With the cyber security landscape changing drastically, security executives and actuaries have for the last few years been trying to figure out if there is a viable business model in which, given the right conditions, both sides can find a mutually beneficial value proposition.
This paper is an interesting study on a contract design problem where both insurers and organizations benefit in an interdependent security ecosystem with risk-averse organizations opting to buy cyber insurance. The insurers benefit because of the variance in security hygiene across enterprises and also through risk assessments as part of the prescreening that identifies areas in which organizations have to improve in order to buy coverage. As a result, the organization also ends up improving its security program and gains better assurance on the overall cyber security risk profile.
While the simulations and proofs are present in an online appendix, the paper shares key theorems for various combinations considered during the development of the model.

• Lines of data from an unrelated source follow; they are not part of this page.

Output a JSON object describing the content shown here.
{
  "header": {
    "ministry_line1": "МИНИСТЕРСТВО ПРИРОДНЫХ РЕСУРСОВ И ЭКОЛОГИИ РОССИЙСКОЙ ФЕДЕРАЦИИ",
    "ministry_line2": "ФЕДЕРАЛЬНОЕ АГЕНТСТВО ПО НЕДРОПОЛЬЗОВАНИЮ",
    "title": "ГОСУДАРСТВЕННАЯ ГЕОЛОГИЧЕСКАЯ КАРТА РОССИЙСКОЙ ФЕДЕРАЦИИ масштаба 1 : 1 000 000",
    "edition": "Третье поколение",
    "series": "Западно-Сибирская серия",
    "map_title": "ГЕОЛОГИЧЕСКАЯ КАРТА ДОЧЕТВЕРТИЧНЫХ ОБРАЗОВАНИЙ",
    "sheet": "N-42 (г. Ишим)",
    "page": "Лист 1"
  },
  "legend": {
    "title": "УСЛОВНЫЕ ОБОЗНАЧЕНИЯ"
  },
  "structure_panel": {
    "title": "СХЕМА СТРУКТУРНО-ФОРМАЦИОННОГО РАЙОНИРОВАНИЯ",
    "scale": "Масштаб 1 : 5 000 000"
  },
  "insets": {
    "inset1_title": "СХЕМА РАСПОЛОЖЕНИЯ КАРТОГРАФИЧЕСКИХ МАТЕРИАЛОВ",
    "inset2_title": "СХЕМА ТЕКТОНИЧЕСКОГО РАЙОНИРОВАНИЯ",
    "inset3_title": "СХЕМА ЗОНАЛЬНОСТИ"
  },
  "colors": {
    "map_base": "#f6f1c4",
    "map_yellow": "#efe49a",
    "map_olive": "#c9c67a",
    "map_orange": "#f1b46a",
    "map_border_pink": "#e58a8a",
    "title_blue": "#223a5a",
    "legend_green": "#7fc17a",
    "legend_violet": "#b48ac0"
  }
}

The explanation of various other efforts that this work builds upon, although brief, is helpful for a new researcher or an industry practitioner exploring the subject for real-life applications. However, it should be noted that the work described in the paper is far from ready for experimentation or adoption by insurers. The generalizations, especially around comprehensive and accurate measurements of security posture, are theoretical. Even with artificial intelligence/machine learning (AI/ML) there is wide agreement that security is not an exact science and measuring it is much more nuanced than it appears.
The model’s strengths lie in its consideration of risk-neutral as well as risk-averse organizations and in formulating the interdependence aspects of the industry.
While more needs to be done, this work is clearly a step forward in addressing a key requirement of key stakeholders in the industry.